Autor de “Ximbomana” tem saudades da censura
Xadreque Mucavel é um dos ícones da música ligeira moçambicana. A sua entrada para esta vertente cultural aconteceu com a gravação do tema “Sónia uta Rhandza” nos anos setenta, uma declaração de amor que se mantém sempre actual. Ao longo do seu percurso de pouco mais de 35 anos de carreira, o músico registou grandes temas como “Pitory”, o popular “Ximbomana” e “Barigana”. A sua voz caracteristicamente rouca e grossa, constitui um elemento de atracção e diferença.
O músico tem quatro álbuns editados, para além de inúmeras canções publicadas no tempo colonial sob a chancela da Produções 1001 e depois do INLD (Instituto Nacional do Livro e do Disco). Xadreque começa a cantar em 1972 com uma banda chamada “Black Boys”. Na altura apresentavam-se em cinemas e centros culturais como Ntsindza, Folclore, Sheik, Zambi, Dragão e Gil Vicente. “Éramos contratados por várias casas de pasto e abrilhantávamos as noites com música ao vivo e fazíamos boas composições, com conteudos educativos, porque havia censura”.
Segundo o músico, Dilon Djindji e Batshisso são os moçambicanos que faziam a censura das letras, antes de estas chegarem aos ouvidos dos colonos e do público. Como exemplo da falta de cautela, Xadreque referiu-se ao mologrado Fany Fumo, que fez uma canção polémica intitulada “Loku u lhula mina uta lhula ngonhama”, que em português quer dizer “se me derrotares poderás derrotar o leão”. Foi uma música polémica que fez com que Fany Fumo fosse perseguido pela pelos colonos opressores, porque tinha um carácter revolucionário e anti-colonial. Devido à tal polémica o músico fugiu para a África do Sul. De acordo com a narrativa do cantor, no tempo colonial os músicos eram mais disciplinados e não se fazia música de passagem efémera e vergonhosa como hoje acontece. “Há necessidade de se criar uma comissão para censurar as letras e é urgente, porque a nossa música está a caminhar para o ridículo, não há composição nem melodia”. Segundo o músico, por outro lado é preciso que as editoras percebam que há música comercial mas há também música bem executada e audível.
Xadreque Mucavel disse que já trabalhou com várias bandas, porque é seu forte cantar com o acompanhamento de banda, em que se destacam o “Grupo RM”, “Nova Dimensão”, “Omba Mô” e “Central Line”. Estas duas últimas até hoje o acompanham.
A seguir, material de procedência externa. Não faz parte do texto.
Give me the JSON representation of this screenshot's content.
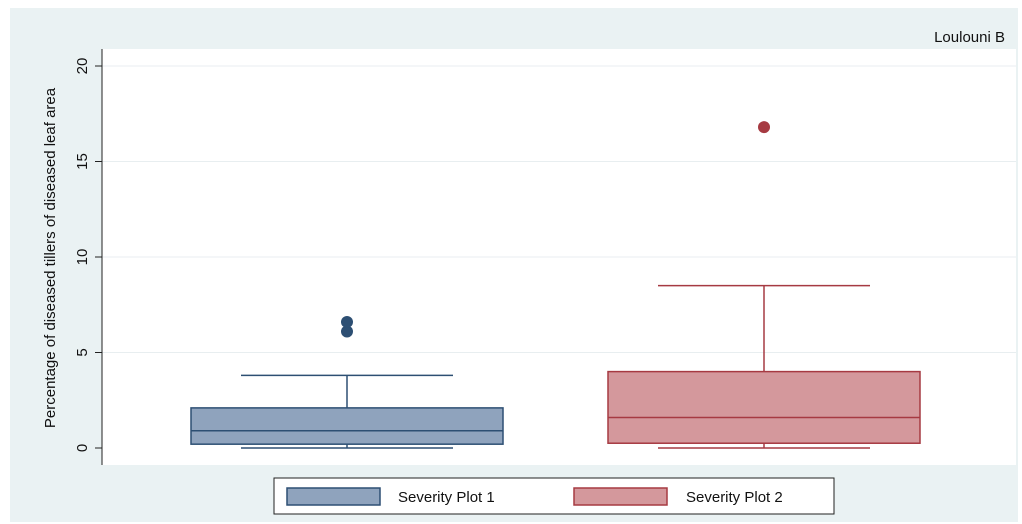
{
  "chart_data": {
    "type": "box",
    "subtitle": "Loulouni B",
    "ylabel": "Percentage of diseased tillers of diseased leaf area",
    "xlabel": "",
    "ylim": [
      -1,
      21
    ],
    "yticks": [
      0,
      5,
      10,
      15,
      20
    ],
    "grid": true,
    "legend_position": "bottom",
    "series": [
      {
        "name": "Severity Plot 1",
        "min": 0.0,
        "q1": 0.2,
        "median": 0.9,
        "q3": 2.1,
        "max": 3.8,
        "outliers": [
          6.1,
          6.6
        ],
        "color": "#8fa3bd",
        "edge_color": "#2d4f73"
      },
      {
        "name": "Severity Plot 2",
        "min": 0.0,
        "q1": 0.25,
        "median": 1.6,
        "q3": 4.0,
        "max": 8.5,
        "outliers": [
          16.8
        ],
        "color": "#d4989c",
        "edge_color": "#a63a42"
      }
    ]
  }
}
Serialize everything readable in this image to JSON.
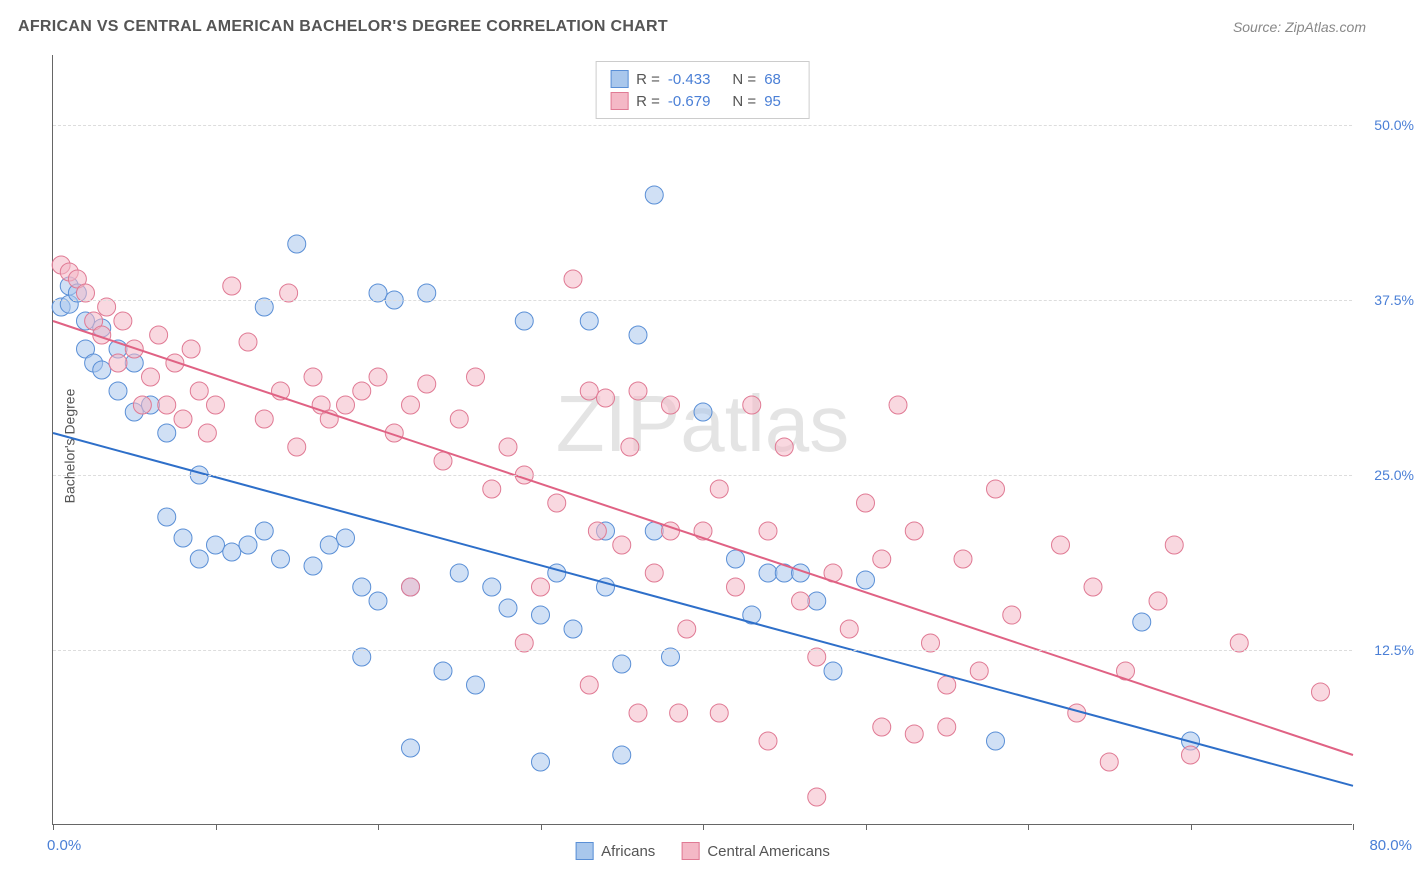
{
  "title": "AFRICAN VS CENTRAL AMERICAN BACHELOR'S DEGREE CORRELATION CHART",
  "source": "Source: ZipAtlas.com",
  "watermark": "ZIPatlas",
  "chart": {
    "type": "scatter",
    "background_color": "#ffffff",
    "grid_color": "#dddddd",
    "axis_color": "#666666",
    "y_label": "Bachelor's Degree",
    "y_label_color": "#555555",
    "tick_label_color": "#4a7fd6",
    "tick_fontsize": 14,
    "xlim": [
      0,
      80
    ],
    "ylim": [
      0,
      55
    ],
    "x_ticks": [
      0,
      10,
      20,
      30,
      40,
      50,
      60,
      70,
      80
    ],
    "x_tick_labels": {
      "0": "0.0%",
      "80": "80.0%"
    },
    "y_grid": [
      12.5,
      25.0,
      37.5,
      50.0
    ],
    "y_grid_labels": [
      "12.5%",
      "25.0%",
      "37.5%",
      "50.0%"
    ],
    "marker_radius": 9,
    "marker_opacity": 0.55,
    "line_width": 2,
    "series": [
      {
        "name": "Africans",
        "fill": "#a9c7ec",
        "stroke": "#5a8fd6",
        "line_color": "#2e6fc9",
        "trend": {
          "x1": 0,
          "y1": 28,
          "x2": 80,
          "y2": 2.8
        },
        "stats": {
          "R": "-0.433",
          "N": "68"
        },
        "points": [
          [
            0.5,
            37
          ],
          [
            1,
            38.5
          ],
          [
            1,
            37.2
          ],
          [
            1.5,
            38
          ],
          [
            2,
            36
          ],
          [
            2,
            34
          ],
          [
            2.5,
            33
          ],
          [
            3,
            32.5
          ],
          [
            3,
            35.5
          ],
          [
            4,
            31
          ],
          [
            4,
            34
          ],
          [
            5,
            29.5
          ],
          [
            5,
            33
          ],
          [
            6,
            30
          ],
          [
            7,
            28
          ],
          [
            7,
            22
          ],
          [
            8,
            20.5
          ],
          [
            9,
            25
          ],
          [
            9,
            19
          ],
          [
            10,
            20
          ],
          [
            11,
            19.5
          ],
          [
            12,
            20
          ],
          [
            13,
            21
          ],
          [
            13,
            37
          ],
          [
            14,
            19
          ],
          [
            15,
            41.5
          ],
          [
            16,
            18.5
          ],
          [
            17,
            20
          ],
          [
            18,
            20.5
          ],
          [
            19,
            17
          ],
          [
            19,
            12
          ],
          [
            20,
            16
          ],
          [
            20,
            38
          ],
          [
            21,
            37.5
          ],
          [
            22,
            17
          ],
          [
            22,
            5.5
          ],
          [
            23,
            38
          ],
          [
            24,
            11
          ],
          [
            25,
            18
          ],
          [
            26,
            10
          ],
          [
            27,
            17
          ],
          [
            28,
            15.5
          ],
          [
            29,
            36
          ],
          [
            30,
            15
          ],
          [
            30,
            4.5
          ],
          [
            31,
            18
          ],
          [
            32,
            14
          ],
          [
            33,
            36
          ],
          [
            34,
            17
          ],
          [
            34,
            21
          ],
          [
            35,
            11.5
          ],
          [
            35,
            5
          ],
          [
            36,
            35
          ],
          [
            37,
            21
          ],
          [
            37,
            45
          ],
          [
            38,
            12
          ],
          [
            40,
            29.5
          ],
          [
            42,
            19
          ],
          [
            43,
            15
          ],
          [
            44,
            18
          ],
          [
            45,
            18
          ],
          [
            46,
            18
          ],
          [
            47,
            16
          ],
          [
            48,
            11
          ],
          [
            50,
            17.5
          ],
          [
            58,
            6
          ],
          [
            67,
            14.5
          ],
          [
            70,
            6
          ]
        ]
      },
      {
        "name": "Central Americans",
        "fill": "#f4b8c6",
        "stroke": "#e07a94",
        "line_color": "#e06284",
        "trend": {
          "x1": 0,
          "y1": 36,
          "x2": 80,
          "y2": 5
        },
        "stats": {
          "R": "-0.679",
          "N": "95"
        },
        "points": [
          [
            0.5,
            40
          ],
          [
            1,
            39.5
          ],
          [
            1.5,
            39
          ],
          [
            2,
            38
          ],
          [
            2.5,
            36
          ],
          [
            3,
            35
          ],
          [
            3.3,
            37
          ],
          [
            4,
            33
          ],
          [
            4.3,
            36
          ],
          [
            5,
            34
          ],
          [
            5.5,
            30
          ],
          [
            6,
            32
          ],
          [
            6.5,
            35
          ],
          [
            7,
            30
          ],
          [
            7.5,
            33
          ],
          [
            8,
            29
          ],
          [
            8.5,
            34
          ],
          [
            9,
            31
          ],
          [
            9.5,
            28
          ],
          [
            10,
            30
          ],
          [
            11,
            38.5
          ],
          [
            12,
            34.5
          ],
          [
            13,
            29
          ],
          [
            14,
            31
          ],
          [
            14.5,
            38
          ],
          [
            15,
            27
          ],
          [
            16,
            32
          ],
          [
            16.5,
            30
          ],
          [
            17,
            29
          ],
          [
            18,
            30
          ],
          [
            19,
            31
          ],
          [
            20,
            32
          ],
          [
            21,
            28
          ],
          [
            22,
            30
          ],
          [
            23,
            31.5
          ],
          [
            24,
            26
          ],
          [
            25,
            29
          ],
          [
            26,
            32
          ],
          [
            27,
            24
          ],
          [
            28,
            27
          ],
          [
            29,
            25
          ],
          [
            30,
            17
          ],
          [
            31,
            23
          ],
          [
            32,
            39
          ],
          [
            33,
            31
          ],
          [
            33.5,
            21
          ],
          [
            34,
            30.5
          ],
          [
            35,
            20
          ],
          [
            35.5,
            27
          ],
          [
            36,
            31
          ],
          [
            37,
            18
          ],
          [
            38,
            21
          ],
          [
            38.5,
            8
          ],
          [
            39,
            14
          ],
          [
            40,
            21
          ],
          [
            41,
            24
          ],
          [
            42,
            17
          ],
          [
            43,
            30
          ],
          [
            44,
            21
          ],
          [
            45,
            27
          ],
          [
            46,
            16
          ],
          [
            47,
            12
          ],
          [
            48,
            18
          ],
          [
            49,
            14
          ],
          [
            50,
            23
          ],
          [
            51,
            19
          ],
          [
            52,
            30
          ],
          [
            53,
            21
          ],
          [
            54,
            13
          ],
          [
            55,
            7
          ],
          [
            56,
            19
          ],
          [
            57,
            11
          ],
          [
            58,
            24
          ],
          [
            59,
            15
          ],
          [
            62,
            20
          ],
          [
            63,
            8
          ],
          [
            64,
            17
          ],
          [
            65,
            4.5
          ],
          [
            66,
            11
          ],
          [
            68,
            16
          ],
          [
            69,
            20
          ],
          [
            70,
            5
          ],
          [
            73,
            13
          ],
          [
            78,
            9.5
          ],
          [
            47,
            2
          ],
          [
            44,
            6
          ],
          [
            51,
            7
          ],
          [
            53,
            6.5
          ],
          [
            55,
            10
          ],
          [
            41,
            8
          ],
          [
            36,
            8
          ],
          [
            33,
            10
          ],
          [
            29,
            13
          ],
          [
            38,
            30
          ],
          [
            22,
            17
          ]
        ]
      }
    ],
    "legend_top": {
      "R_label": "R =",
      "N_label": "N ="
    },
    "legend_bottom": [
      {
        "label": "Africans",
        "fill": "#a9c7ec",
        "stroke": "#5a8fd6"
      },
      {
        "label": "Central Americans",
        "fill": "#f4b8c6",
        "stroke": "#e07a94"
      }
    ]
  }
}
Aos 35 anos de carreira, o autor de “Ximbomana” aponta como principal preocupação para a sua classe a falta de atenção e reconhecimento por parte da entidade que tutela a cultura. “Sofremos pela revolução política e pela música, mas hoje não somos reconhecidos, no mínimo que nos devolvam os espaços onde actuávamos, como os cinemas e casas de cultura que se encontram encerradas, para que possamos divulgar a nossa música ligeira que afinal é o cartão de visitas para o turismo”. Para o nosso entrevistado a comunicação social também não apoia a música, as rádios e televisões estão corrompidas. “Nenhuma rádio excepto a RM paga os direitos autorais aos músicos”, acrescentou. Convidado a explicar o conteúdo de “Ximbomana”, uma das suas mais famosas canções de todos os tempos, lançada em 1978 e reeditada duas vezes, o músico disse que aquela composição retrata situações de tortura que eram protagonizados pela polícia de choque nos bairros suburbanos. Apesar das várias dificuldade que apresentou, o cantor afirmou que continua firme e activo na músca, que para ele é uma forma de honrar muitos outros músicos da sua geração que já perderam a vida, porque, segundo ele, seria cobardia render-se ao actual sistema.